O cenário de arrecadação ainda incerto é comentado também pelo governo, inclusive como um fator de dificuldade para calcular os números fiscais do próximo ano.
Interlocutores do Ministério da Economia afirmaram recentemente que ainda não seria possível estabelecer uma meta fixa de resultado primário para 2021, como requisitado pelo TCU (Tribunal de Contas da União), porque a dificuldade de prever números fiscais depois da chegada da pandemia ao país permanecia.
Apesar de ver sinais de recuperação na arrecadação, interlocutores da pasta dizem que ainda não há total clareza sobre os efeitos do coronavírus na economia e sobre as consequências disso para o recolhimento nos próximos meses.
Diante do cenário de dificuldade das empresas, o próprio ministro Paulo Guedes (Economia) já chegou a afirmar a empresários durante a pandemia que o mínimo a ser feito para facilitar a vida dos empreendedores seria o parcelamento dos impostos adiados.
Mas a pasta tem afirmado que as possibilidades de renegociação existentes hoje dispensam um projeto de repactuação específico para a crise da Covid-19. A solução a ser buscada para rever as condições de dívidas seria o programa de transação tributária, criado pela lei do contribuinte legal em abril deste ano.
Mesmo assim, congressistas tentam apressar a votação de um projeto de lei que cria o chamado Refis da Covid para parcelar tributos postergados. Cerca de R$ 48 bilhões em tributos deixaram de ser pagos até outubro.
Os técnicos da Economia são contrários à criação de um programa específico de renegociação dos tributos adiados. Segundo avaliam, a medida iria aprofundar ainda mais o endividamento do país.
Há uma agravante. Conforme mostrou a Folha, se o Refis da Covid ficar para 2021, será preciso compensar com novas receitas. Para os técnicos de Guedes, a única saída, nesse caso, seria a criação de novos impostos.

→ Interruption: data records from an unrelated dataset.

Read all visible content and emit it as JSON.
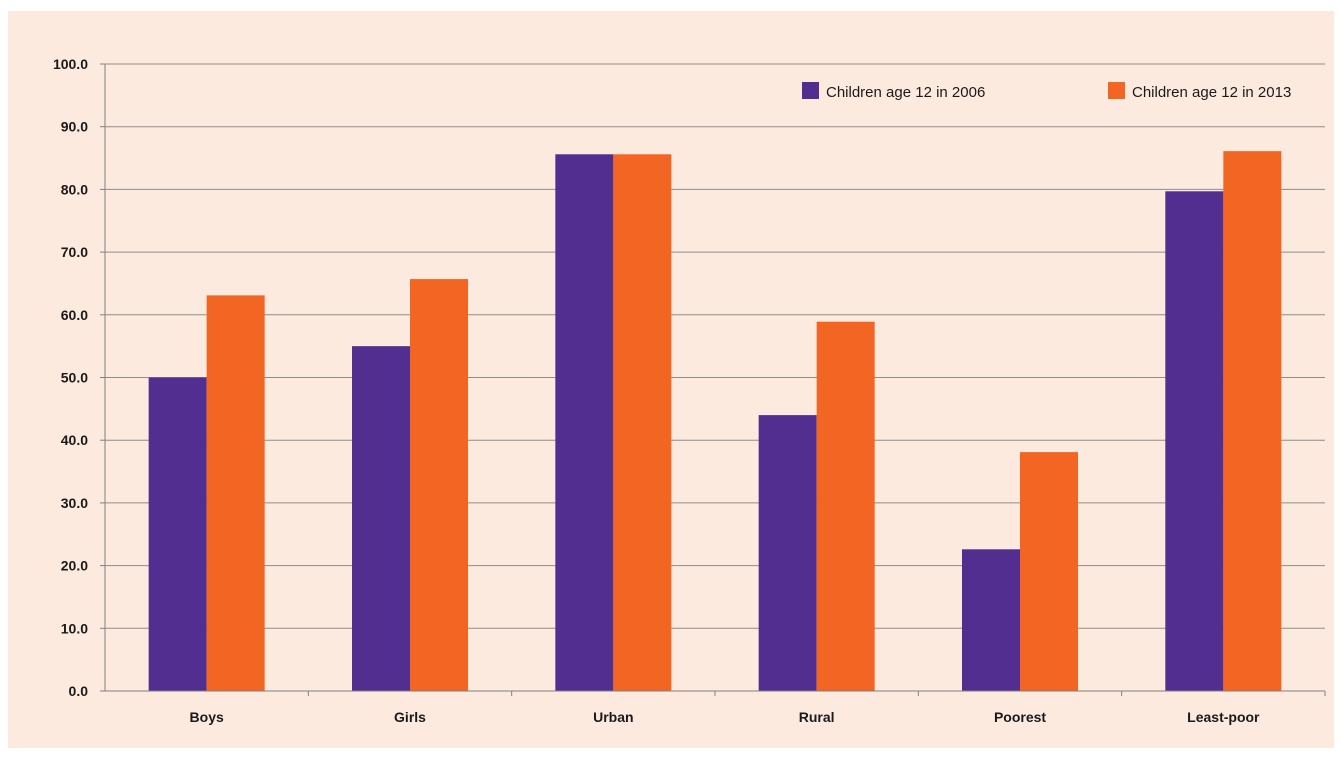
{
  "chart_data": {
    "type": "bar",
    "title": "",
    "xlabel": "",
    "ylabel": "",
    "ylim": [
      0,
      100
    ],
    "yticks": [
      "0.0",
      "10.0",
      "20.0",
      "30.0",
      "40.0",
      "50.0",
      "60.0",
      "70.0",
      "80.0",
      "90.0",
      "100.0"
    ],
    "categories": [
      "Boys",
      "Girls",
      "Urban",
      "Rural",
      "Poorest",
      "Least-poor"
    ],
    "series": [
      {
        "name": "Children age 12 in 2006",
        "color": "#522e91",
        "values": [
          50.0,
          55.0,
          85.6,
          44.0,
          22.6,
          79.7
        ]
      },
      {
        "name": "Children age 12 in 2013",
        "color": "#f26522",
        "values": [
          63.1,
          65.7,
          85.6,
          58.9,
          38.1,
          86.1
        ]
      }
    ],
    "grid": true,
    "legend_position": "top-right",
    "colors": {
      "background": "#fdeadf",
      "gridline": "#8c8c8c",
      "axis": "#808080",
      "text": "#1a1a1a"
    }
  }
}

O ministro afirmou nesta terça-feira (8) que em momentos de crise os contenciosos e a judicialização relacionados a impostos aumentam.
“Quem tem poder político consegue as isenções e as desonerações. Já quem tem poder econômico consegue os contenciosos, prefere pagar R$ 100 milhões a um escritório de advocacia do que R$ 1 bilhão ao Tesouro”, afirmou.
“É normal que, se a economia anda errado, pressiona excessivamente o Judiciário e o Legislativo. Essa indissociável ligação entre direito e economia se manifestou na pandemia com muito vigor”, disse Guedes.
Apesar disso, a equipe econômica ainda expressa otimismo com a recuperação.
Sérgio Gadelha, secretário de Modelos e Projeções Econômico-Fiscais da SPE (Secretaria de Política Econômica) do Ministério da Economia, afirmou que os números recentes da atividade mostram sinais de retomada, o que tende a beneficiar a arrecadação.
“O nível de atividade econômica foi impactado pela crise sanitária. Mas os dados destacam que a melhora em varejo e indústria, acompanhada de medidas de maior flexibilização de isolamento, indicam forte expansão, o que impactará de forma positiva a arrecadação federal”, disse em entrevista recentemente.